Curt Weibull was a professor of history at the University of Gothenburg from 1927-1953 and its rector from 1936 to 1946. In 1928 he and his brother, Lauritz Weibull, initiated the periodical Scandia. Together they are known for having introduced a critical theory of history to Swedish historical research, inspired by German historian Leopold von Ranke (1795-1886). Weibull was an important mentor to noted Swedish historian Erik Lönnroth (1910-2002) who further developed the methods of evaluating sources.

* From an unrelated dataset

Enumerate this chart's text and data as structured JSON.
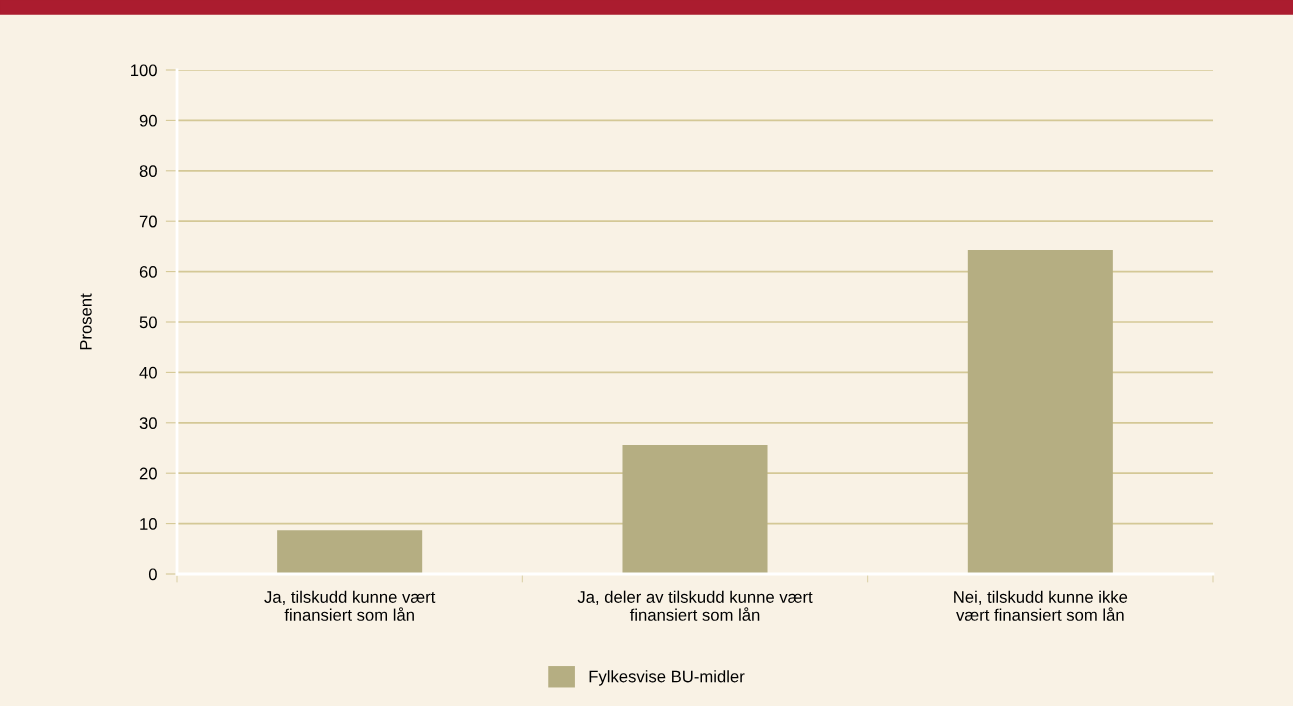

His most important and acclaimed work is a criticism regarding the interpretation and the ahistoricism of the Gesta Danorum by the 12th century Danish historian Saxo Grammaticus. This piece was named: Saxo. Kritiska undersökningar i Danmarks historia från Sven Estridsens död till Canute VI (Saxo. Critical studies in Denmark's history from Sven Estriden's death to Canute VI), and was rather controversial at the time, as it revealed the vague basis of Denmark's older history of the time.
In 1991, when he was 105, his last work was published: an article in a book celebrating the 100th anniversary of the University of Gothenburg. That probably makes him the oldest historian in the world to have a new study published while still alive. An anecdote tells that when a Danish historian was counter-criticizing parts of Weibull's Ph.D. thesis (from 1916) on Saxo Grammaticus in his own thesis (believing Weibull to be dead since this was after his 100th birthday) Weibull appeared in the public disputation angrily defending his work. During the late 1970s, while lecturing about his life and his research to younger students, he had humorously remarked about a Danish professor who had criticized his own thesis when it appeared: "I haven't replied in depth to the criticism of the professor. But it's not too late, now is it?"